Monday, December 9, 2013

Language in developmental and acquired disorders

As I mentioned in an earlier post, last June I had the great pleasure and honor of participating in a discussion meeting on Language in Developmental and Acquired Disorders hosted by the Royal Society and organized by Dorothy Bishop, Kate Nation, and Karalyn Patterson. Among the many wonderful things about this meeting was that it brought together people who study similar kinds of language deficit issues but in very different populations -- children with developmental language deficits such as dyslexia and older adults with acquired language deficits such as aphasia. Today, the special issue of Philosophical Transactions of the Royal Society B: Biological Sciences containing articles written by the meeting's speakers was published online (Table of Contents).

Our contribution (Mirman & Britt, 2014) to the discussion and the special issue was a review of acquired lexical "access" deficits. This was a challenging assignment because the very notion of lexical (or semantic) "access" is quite vague and different people use it to mean different things. Nevertheless, there is now a substantial body of evidence that there are at least two different kinds of semantic impairment. The first and more well-understood one is associated with the progressive neurodegenerative syndrome known as "semantic dementia" (also known as the semantic variant of primary progressive aphasia) and thought to be a deficit of the store of semantic knowledge. The second is associated with stroke aphasia and thought to be a deficit of accessing the semantic knowledge. Unfortunately, theoretical development has not quite kept pace with the growth of phenomena attributed to lexical-semantic access deficits (hence the title of our paper: What we talk about when we talk about access deficits).

After much consideration and trial-and-error, we decided that it would be best to organize our review starting with the phenomena.
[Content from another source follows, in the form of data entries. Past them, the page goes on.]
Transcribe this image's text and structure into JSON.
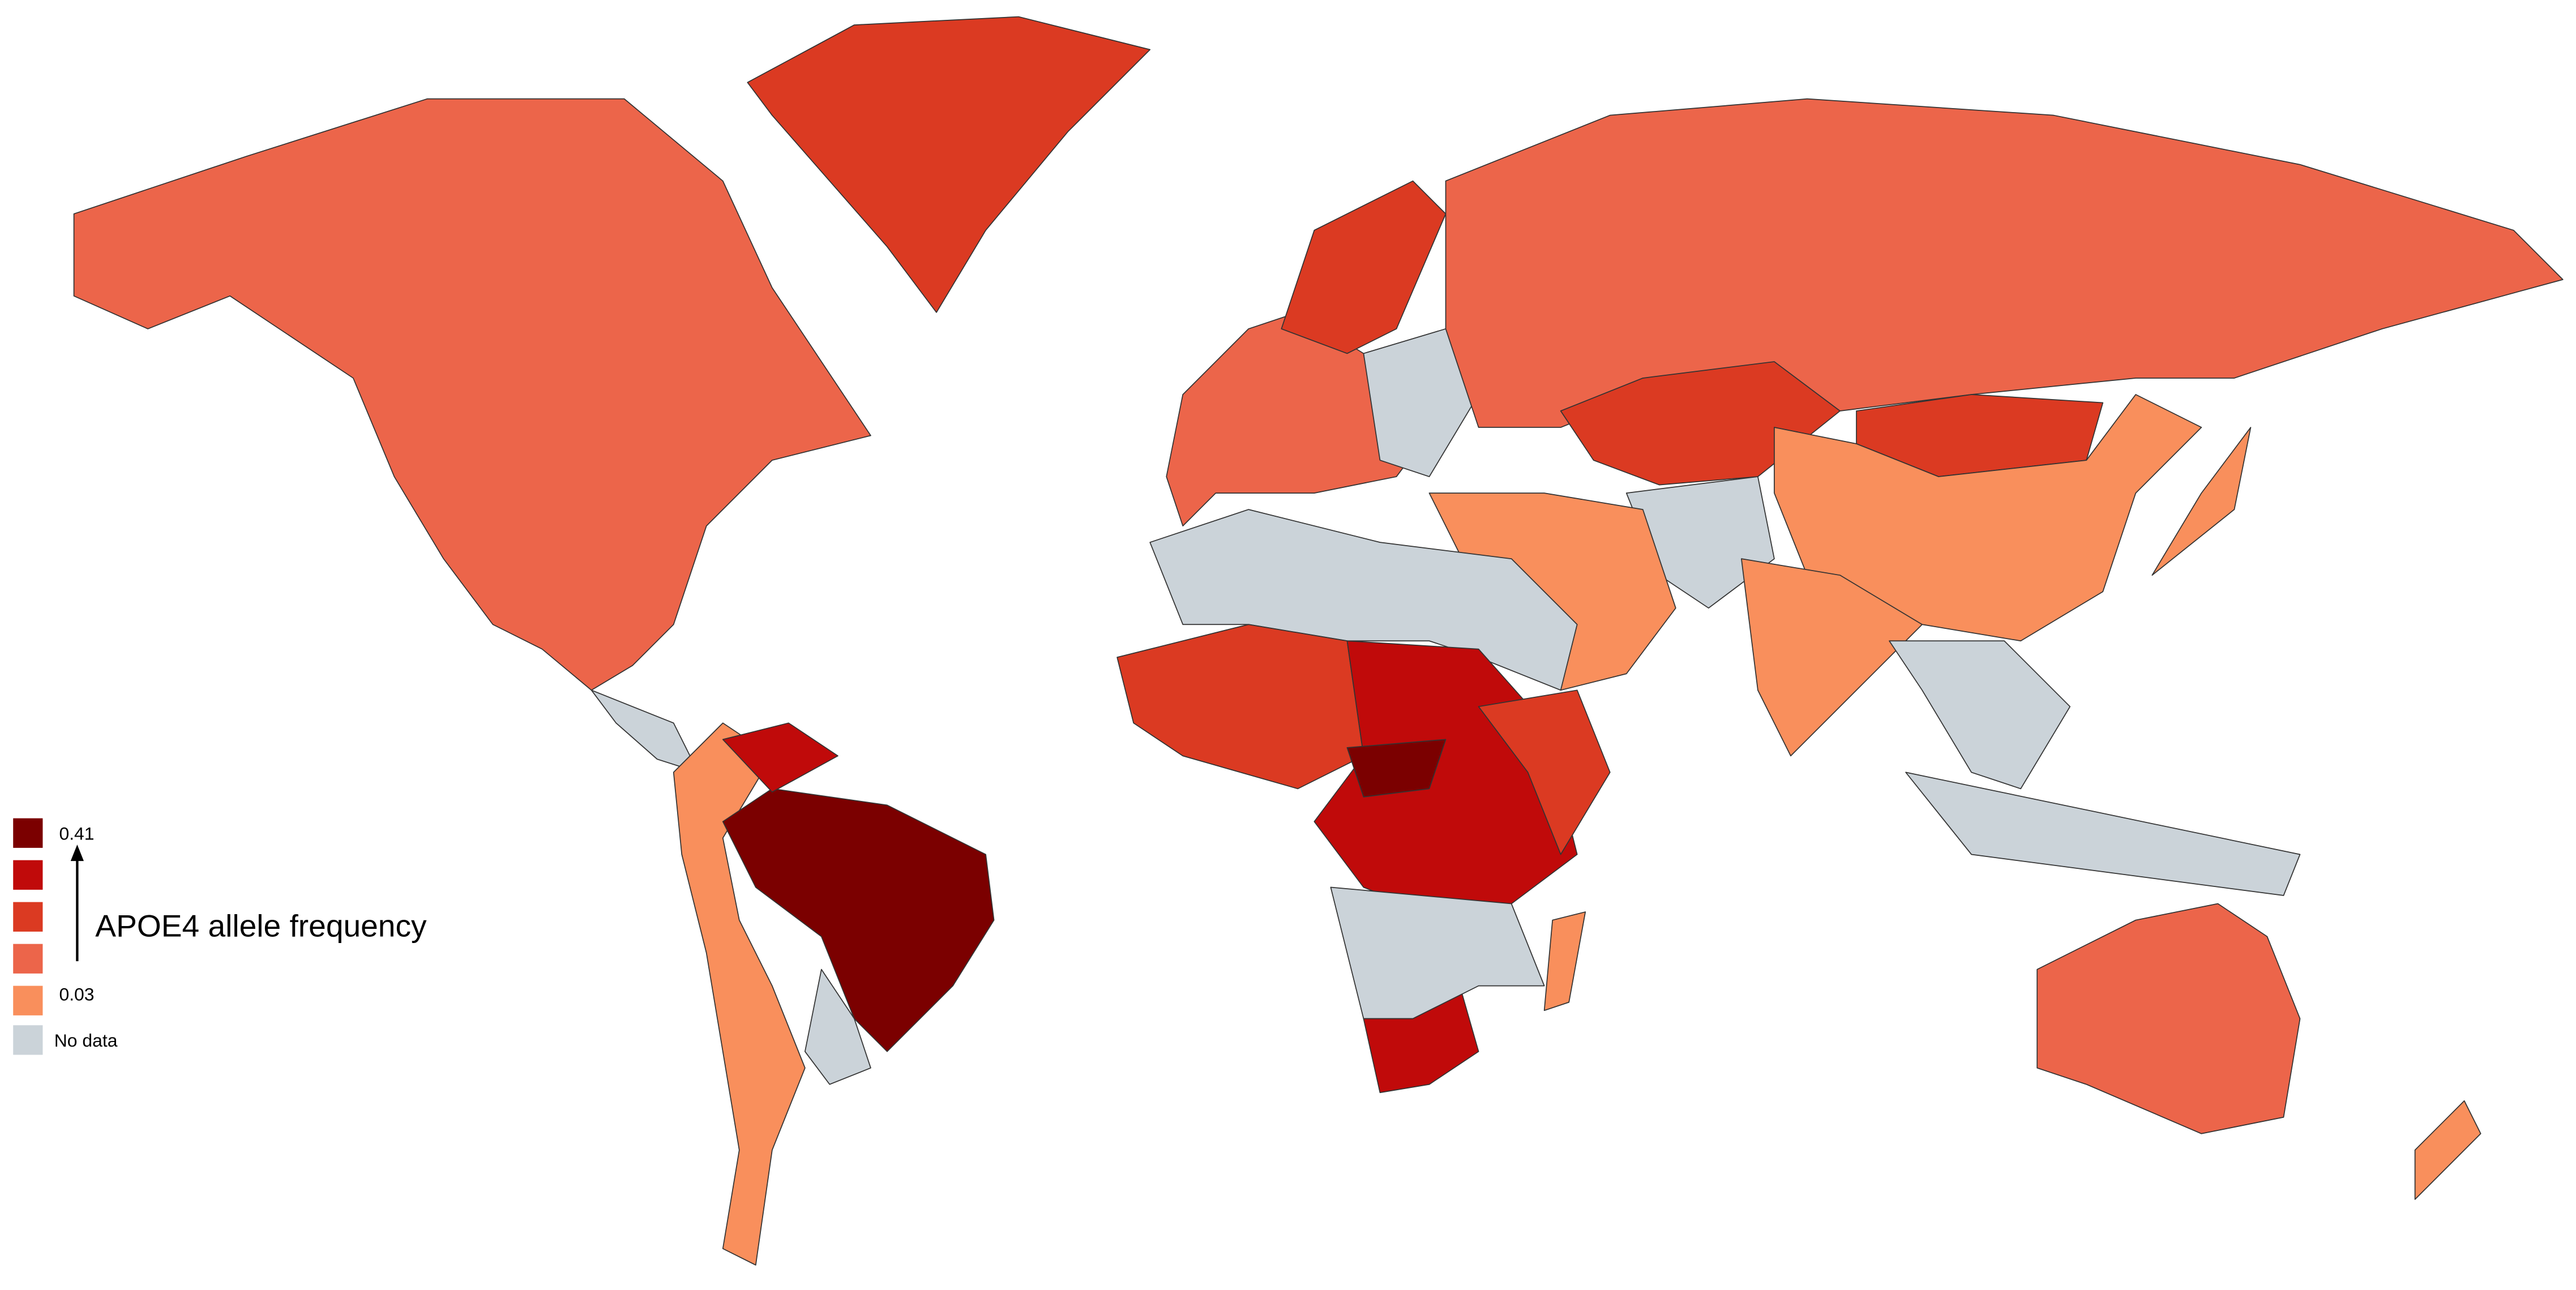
{
  "legend": {
    "max_label": "0.41",
    "min_label": "0.03",
    "title": "APOE4 allele frequency",
    "no_data": "No data",
    "colors": [
      "#7b0000",
      "#c00a0a",
      "#db3a22",
      "#ec654a",
      "#f98f5c"
    ],
    "no_data_color": "#cbd3d9"
  }
}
As one of my mentors once said, "the data are always true." Whatever one might think of the theory of "access deficits," we felt that it was indisputable that there were at least two different kinds of deficits, so we decided to put that evidence at the front of our paper. We then turned to the theoretical perspectives that have been proposed, trying to be fair to both their strengths and weaknesses, and concluded with what we see as the major open questions and most promising future directions in this domain.
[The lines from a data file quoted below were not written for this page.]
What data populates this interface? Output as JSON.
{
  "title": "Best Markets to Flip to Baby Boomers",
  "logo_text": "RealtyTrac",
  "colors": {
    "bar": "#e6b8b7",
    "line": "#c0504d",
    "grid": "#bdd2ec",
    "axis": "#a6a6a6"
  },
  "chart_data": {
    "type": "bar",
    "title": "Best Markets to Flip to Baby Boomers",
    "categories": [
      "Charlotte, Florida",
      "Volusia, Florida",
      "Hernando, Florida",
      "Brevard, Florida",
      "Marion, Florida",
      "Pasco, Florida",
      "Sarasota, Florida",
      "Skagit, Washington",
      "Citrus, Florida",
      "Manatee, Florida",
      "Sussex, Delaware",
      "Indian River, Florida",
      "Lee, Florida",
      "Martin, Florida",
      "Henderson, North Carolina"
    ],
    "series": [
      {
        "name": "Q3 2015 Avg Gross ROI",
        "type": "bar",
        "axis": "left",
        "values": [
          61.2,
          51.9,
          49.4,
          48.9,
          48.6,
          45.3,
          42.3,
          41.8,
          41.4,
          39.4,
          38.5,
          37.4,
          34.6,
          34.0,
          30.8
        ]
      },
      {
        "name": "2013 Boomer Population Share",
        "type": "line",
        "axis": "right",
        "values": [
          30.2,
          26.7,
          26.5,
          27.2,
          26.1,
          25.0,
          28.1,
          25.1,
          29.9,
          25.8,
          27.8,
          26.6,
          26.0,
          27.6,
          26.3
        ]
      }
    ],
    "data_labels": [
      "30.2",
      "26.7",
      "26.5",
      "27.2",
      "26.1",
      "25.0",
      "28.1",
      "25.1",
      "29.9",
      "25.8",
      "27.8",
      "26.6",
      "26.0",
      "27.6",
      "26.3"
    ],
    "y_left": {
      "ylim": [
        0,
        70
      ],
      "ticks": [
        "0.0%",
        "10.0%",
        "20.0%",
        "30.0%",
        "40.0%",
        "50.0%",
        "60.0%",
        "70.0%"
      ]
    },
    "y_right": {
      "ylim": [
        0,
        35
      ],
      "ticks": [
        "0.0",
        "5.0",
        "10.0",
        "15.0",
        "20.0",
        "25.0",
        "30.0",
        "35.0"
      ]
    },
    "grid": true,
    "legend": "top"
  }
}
I have not yet had a chance to read all of the other articles in the special issue, but if they are half as good as the presentations, then this will be a landmark collection of papers for people interested in understanding how language processing breaks down and what that tells us about the cognitive and neural organization of language. Mirman, D, & Britt, A. E. (2014). What we talk about when we talk about access deficits Philosophical Transactions of the Royal Society B: Biological Sciences, 369 (1634).